I woke early, feeling the boat come to a stop and hearing the engines shutting down.  Along with a couple of other bleary eyed travellers, I made my way on to the deck and got my first glimpse (albeit in the dark) of the vast wall of rock that is Isla Guadalupe.  The sea was jet black and I could only imagine what was going on beneath the boat!  I surfaced for the second time along with my other fellow divers at around 6am in time for a cooked breakfast and safety briefing and then before we knew it, it was shark time!  The first shark we saw from the boat was even before the cages were put in the water and the level of excitement on seeing that first dorsal fin was incredible.  Little did we know what was in store for the rest of the day!

With 16 divers and four divers per cage taking hour long rotations, it was soon time for my team to enter the cage for the first time.  I had an amazing group of cage buddies including Tracie and Munro from Vancouver and Gary from West Virginia.  We got on brilliantly both above and below the water.  As non-certified divers, Tracie and I both received individual help from Dive Master Martin to ensure we were comfortable clearing our masks and replacing the regulator underwater and then it was shark watch!  

Seeing our first Great White from a distance will be something I will never forget.  They move so slowly and gracefully, quite unlike the media would have you believe.  The first hour was over in a flash, and we had seen a shark.  Could it get any better – oh yes!

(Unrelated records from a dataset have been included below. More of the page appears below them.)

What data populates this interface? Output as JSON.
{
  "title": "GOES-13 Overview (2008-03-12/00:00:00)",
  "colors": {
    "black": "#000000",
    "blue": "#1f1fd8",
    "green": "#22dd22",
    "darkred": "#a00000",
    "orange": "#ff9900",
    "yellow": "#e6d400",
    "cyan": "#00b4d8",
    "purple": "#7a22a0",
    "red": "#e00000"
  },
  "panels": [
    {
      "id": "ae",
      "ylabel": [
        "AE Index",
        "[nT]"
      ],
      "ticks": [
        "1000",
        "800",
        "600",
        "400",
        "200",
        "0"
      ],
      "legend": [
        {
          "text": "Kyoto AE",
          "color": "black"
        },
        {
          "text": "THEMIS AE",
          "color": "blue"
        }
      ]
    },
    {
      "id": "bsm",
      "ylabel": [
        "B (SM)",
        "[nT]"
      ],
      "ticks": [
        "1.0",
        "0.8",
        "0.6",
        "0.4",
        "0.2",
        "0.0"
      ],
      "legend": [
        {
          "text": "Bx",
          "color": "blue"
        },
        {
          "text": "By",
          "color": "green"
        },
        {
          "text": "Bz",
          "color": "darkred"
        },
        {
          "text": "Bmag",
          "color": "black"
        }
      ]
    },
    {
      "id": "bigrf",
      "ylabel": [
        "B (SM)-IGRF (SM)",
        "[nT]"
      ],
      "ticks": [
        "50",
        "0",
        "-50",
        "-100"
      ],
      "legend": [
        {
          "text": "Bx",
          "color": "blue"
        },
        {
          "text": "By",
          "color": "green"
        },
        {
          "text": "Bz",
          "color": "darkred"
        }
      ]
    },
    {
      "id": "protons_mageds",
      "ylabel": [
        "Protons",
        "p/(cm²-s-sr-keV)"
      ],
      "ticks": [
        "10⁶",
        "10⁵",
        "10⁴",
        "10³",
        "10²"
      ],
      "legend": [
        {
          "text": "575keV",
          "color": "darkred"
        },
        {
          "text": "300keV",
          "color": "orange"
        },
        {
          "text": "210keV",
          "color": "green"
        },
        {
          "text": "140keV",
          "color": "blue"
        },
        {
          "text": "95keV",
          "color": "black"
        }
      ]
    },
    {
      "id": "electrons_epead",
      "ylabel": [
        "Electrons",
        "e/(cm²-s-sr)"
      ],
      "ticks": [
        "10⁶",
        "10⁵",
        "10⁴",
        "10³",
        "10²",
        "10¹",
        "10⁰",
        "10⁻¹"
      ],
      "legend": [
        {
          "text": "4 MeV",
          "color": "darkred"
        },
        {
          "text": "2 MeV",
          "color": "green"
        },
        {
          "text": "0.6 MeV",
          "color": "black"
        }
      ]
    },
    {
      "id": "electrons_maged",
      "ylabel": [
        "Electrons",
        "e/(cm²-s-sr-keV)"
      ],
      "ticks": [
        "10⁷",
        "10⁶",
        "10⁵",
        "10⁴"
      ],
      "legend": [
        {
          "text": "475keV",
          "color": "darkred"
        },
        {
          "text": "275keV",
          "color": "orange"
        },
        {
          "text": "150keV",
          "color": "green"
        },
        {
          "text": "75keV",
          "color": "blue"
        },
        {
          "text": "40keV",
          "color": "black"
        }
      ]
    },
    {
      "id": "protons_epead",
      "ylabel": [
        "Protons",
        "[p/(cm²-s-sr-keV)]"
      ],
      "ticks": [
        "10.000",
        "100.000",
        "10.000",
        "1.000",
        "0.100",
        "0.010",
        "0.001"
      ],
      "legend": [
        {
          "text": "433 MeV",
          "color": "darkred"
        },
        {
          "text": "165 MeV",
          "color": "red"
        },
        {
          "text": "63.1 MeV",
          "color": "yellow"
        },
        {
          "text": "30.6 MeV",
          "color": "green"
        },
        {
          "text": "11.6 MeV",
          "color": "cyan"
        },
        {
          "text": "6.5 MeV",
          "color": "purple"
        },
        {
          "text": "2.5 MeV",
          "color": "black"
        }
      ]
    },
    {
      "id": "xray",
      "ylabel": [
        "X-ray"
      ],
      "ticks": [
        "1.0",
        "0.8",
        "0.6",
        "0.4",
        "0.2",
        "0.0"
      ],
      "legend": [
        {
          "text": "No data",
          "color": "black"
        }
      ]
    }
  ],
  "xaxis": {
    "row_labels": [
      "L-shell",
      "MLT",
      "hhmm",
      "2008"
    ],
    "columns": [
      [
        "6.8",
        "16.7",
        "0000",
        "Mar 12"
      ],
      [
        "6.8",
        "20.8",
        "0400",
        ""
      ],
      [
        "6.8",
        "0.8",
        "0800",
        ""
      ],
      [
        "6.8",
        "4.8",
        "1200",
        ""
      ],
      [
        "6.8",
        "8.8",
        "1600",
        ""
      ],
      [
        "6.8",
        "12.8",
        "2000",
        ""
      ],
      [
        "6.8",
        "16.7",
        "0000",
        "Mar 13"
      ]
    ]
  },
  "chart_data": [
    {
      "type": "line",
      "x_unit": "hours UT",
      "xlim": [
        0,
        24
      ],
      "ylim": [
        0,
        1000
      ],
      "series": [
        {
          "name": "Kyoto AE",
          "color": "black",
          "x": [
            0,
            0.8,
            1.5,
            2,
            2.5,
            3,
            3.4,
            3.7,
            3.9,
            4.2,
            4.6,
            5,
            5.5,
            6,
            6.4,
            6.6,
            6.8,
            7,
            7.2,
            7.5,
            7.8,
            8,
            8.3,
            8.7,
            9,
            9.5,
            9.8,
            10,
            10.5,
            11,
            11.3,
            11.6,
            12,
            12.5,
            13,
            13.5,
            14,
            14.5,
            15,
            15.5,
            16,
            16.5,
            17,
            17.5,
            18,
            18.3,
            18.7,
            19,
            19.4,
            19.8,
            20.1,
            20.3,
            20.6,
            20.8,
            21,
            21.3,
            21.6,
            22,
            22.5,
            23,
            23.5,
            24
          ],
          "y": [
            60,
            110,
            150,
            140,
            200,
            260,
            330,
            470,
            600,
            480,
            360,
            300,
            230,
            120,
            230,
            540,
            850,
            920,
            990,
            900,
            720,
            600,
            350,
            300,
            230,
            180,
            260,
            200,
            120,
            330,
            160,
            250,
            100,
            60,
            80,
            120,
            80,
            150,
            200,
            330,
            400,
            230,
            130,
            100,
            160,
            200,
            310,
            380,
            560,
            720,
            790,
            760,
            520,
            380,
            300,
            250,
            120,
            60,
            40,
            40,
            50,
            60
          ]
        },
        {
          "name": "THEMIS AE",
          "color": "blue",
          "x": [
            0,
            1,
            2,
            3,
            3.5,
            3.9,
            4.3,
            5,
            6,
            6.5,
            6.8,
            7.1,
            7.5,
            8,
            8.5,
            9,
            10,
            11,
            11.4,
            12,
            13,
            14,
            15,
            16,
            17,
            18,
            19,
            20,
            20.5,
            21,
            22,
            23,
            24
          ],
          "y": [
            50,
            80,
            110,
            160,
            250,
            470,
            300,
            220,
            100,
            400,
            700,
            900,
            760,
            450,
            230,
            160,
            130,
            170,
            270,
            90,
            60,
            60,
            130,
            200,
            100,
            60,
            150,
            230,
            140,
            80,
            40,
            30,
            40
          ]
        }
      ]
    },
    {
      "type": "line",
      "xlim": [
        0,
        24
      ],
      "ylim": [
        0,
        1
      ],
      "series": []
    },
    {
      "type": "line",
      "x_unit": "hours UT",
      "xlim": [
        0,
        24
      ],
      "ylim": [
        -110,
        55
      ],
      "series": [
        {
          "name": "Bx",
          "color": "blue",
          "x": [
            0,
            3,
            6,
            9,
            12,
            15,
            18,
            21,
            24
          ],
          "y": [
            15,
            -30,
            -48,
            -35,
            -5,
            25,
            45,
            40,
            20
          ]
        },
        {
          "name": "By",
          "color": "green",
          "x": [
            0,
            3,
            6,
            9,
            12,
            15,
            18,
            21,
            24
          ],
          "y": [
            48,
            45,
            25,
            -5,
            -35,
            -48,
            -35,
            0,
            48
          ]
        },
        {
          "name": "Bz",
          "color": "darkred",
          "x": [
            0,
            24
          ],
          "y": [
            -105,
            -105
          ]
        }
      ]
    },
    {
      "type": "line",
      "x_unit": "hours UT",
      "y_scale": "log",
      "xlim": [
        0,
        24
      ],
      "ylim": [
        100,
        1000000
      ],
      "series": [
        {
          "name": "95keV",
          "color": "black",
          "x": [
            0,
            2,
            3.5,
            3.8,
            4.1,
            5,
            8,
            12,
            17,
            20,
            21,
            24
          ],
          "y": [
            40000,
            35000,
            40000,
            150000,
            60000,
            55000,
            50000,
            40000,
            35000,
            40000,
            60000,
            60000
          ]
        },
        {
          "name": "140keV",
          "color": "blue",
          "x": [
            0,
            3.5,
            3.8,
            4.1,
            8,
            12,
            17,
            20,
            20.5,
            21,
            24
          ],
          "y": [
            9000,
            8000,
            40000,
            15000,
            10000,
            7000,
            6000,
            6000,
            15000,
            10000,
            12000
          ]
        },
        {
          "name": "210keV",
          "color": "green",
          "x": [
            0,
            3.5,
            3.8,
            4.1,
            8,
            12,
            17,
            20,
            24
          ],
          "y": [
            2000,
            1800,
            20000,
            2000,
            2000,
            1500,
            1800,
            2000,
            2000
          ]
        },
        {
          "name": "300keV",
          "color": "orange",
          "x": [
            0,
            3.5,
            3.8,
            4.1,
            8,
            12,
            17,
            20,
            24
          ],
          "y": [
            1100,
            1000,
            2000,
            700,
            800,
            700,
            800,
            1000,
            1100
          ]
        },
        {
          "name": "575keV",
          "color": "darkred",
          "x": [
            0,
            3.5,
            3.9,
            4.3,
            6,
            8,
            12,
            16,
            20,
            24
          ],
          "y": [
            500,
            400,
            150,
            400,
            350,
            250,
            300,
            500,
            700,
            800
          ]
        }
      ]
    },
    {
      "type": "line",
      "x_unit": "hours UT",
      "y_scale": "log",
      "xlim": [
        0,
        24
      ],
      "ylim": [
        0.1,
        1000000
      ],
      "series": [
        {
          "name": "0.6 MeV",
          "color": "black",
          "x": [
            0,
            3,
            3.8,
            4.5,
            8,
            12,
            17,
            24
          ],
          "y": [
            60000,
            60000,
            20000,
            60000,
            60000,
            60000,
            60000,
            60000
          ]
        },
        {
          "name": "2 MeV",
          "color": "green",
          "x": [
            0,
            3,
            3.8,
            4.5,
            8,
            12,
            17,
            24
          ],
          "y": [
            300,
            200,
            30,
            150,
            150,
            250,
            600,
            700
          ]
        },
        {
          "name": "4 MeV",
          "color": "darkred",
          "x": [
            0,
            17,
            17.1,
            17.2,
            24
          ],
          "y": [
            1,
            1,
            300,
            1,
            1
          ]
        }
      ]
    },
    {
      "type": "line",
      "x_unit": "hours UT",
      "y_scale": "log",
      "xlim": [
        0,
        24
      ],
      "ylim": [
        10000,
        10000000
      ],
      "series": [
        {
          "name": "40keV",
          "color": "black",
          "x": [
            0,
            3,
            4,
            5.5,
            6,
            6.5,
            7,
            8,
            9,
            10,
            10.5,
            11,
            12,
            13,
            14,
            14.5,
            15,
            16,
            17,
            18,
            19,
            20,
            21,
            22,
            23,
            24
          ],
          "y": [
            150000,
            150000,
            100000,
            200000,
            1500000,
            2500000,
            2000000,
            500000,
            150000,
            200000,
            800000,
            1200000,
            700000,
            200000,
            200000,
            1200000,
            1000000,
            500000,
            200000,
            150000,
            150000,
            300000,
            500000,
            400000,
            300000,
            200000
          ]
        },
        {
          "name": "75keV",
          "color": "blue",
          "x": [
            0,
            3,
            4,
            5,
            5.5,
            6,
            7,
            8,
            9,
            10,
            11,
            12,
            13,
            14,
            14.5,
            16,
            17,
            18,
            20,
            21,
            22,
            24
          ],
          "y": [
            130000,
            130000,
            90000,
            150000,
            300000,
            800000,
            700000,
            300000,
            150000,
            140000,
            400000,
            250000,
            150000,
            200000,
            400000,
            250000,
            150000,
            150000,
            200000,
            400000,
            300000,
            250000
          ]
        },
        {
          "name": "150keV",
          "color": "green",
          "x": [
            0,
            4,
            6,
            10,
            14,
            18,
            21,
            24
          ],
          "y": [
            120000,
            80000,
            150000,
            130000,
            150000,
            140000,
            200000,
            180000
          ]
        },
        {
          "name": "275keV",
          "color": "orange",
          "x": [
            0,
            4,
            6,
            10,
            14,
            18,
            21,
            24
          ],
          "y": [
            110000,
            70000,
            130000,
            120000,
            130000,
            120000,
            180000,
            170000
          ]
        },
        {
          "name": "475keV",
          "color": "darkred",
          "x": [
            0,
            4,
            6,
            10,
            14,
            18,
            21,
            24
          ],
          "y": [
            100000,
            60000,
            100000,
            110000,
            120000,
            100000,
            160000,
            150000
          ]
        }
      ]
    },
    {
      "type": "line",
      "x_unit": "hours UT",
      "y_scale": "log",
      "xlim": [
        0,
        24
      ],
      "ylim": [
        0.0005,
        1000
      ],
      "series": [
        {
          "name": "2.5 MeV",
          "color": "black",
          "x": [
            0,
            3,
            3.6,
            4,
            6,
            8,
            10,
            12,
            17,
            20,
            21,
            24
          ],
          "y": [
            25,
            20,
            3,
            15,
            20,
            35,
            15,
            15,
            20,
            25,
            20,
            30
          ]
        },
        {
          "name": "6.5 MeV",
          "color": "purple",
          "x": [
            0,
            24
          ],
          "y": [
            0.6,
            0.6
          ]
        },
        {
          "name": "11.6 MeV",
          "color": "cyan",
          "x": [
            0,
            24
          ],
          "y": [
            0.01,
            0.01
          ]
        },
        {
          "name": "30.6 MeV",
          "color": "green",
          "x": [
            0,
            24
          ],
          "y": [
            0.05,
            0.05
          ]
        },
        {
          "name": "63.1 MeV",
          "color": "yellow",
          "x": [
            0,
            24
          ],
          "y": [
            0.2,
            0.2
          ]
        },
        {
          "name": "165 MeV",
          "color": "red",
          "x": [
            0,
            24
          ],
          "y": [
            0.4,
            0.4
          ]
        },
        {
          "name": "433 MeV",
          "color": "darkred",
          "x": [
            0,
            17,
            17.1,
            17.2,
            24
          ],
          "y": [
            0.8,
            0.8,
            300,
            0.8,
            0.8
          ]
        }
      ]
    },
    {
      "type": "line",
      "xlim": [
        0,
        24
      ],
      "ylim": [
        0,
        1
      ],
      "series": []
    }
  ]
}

During our second rotation of the day, we came face to face with Shredder.  Shredder is an adult male Great White Shark around 16 feet in length and as Martin so nicely put it, he is not the most careful shark!  His shredded dorsal fin and numerous scars are testament to the scrapes he has been in.  You can read how he got his name here  Shredder decided that our first day in the cages was going to be the Shredder show and he treated us to lots of close passes of the cages from all angles, some lovely toothy grins into the cage and also some antics on the surface to ensure those watching from the deck didn’t get bored.  Shredder is definitely the comedian of the shark world!  Occasionally he would give a smaller shark the chance to say hello but chased them off the minute he felt he was missing the attention of his adoring public.  For eight hours he was cruising around the boat and cages and once the cages had been lifted for the night, he breached next to the boat almost as if to say, ‘hey guys, what are you doing, I’m still here!’  Apparently this was the best ‘sharking’ day of the season so far as 13 different sharks were identified.

After a full day of diving, we sat down to one of many amazing meals on board (Mark and Naomi the cooks do the most incredible job of feeding everyone despite not being anywhere near a shop for the entire trip)  We were fortunate to have Maurizio, the Islands Shark researcher come on board to talk to us about the sharks and his adventures to the bottom of the sea bed in a small submersible.  A few beers and comparing tales and photographs from the day and everyone was ready for bed!

Days two and three were quieter on the action front but even so, our rotation saw at least one shark on every dive and it was nice to be able to identify some different sharks.  Sharks are identified by their white markings on fins and gills and permanent mutilations.  We had a book on board to help us identify the individuals.  After two rotations each on the third morning, we set off for the return trip to San Diego.  On our way out of Isla Guadalupe we saw the elephant seals which the sharks like to eat (I never realised they only had to eat around once every two months.  Hardly crazed killing machines!)

The journey back was slightly rougher but still calm according to the crew and it was a chance to relax and enjoy the company of our new friends before arriving back in San Diego.  It was sad to say goodbye but an amazing experience and I made some great new friends.  The trip did not finish when I got off the boat as I had sea legs for 24 hours after getting back to the more ruthless sharks in Las Vegas!

I would like to say a massive thank you to all the crew of the Horizon – Spencer, Cary, Mark, Nick, Mark, Naomi and Martin for making such a memorable trip.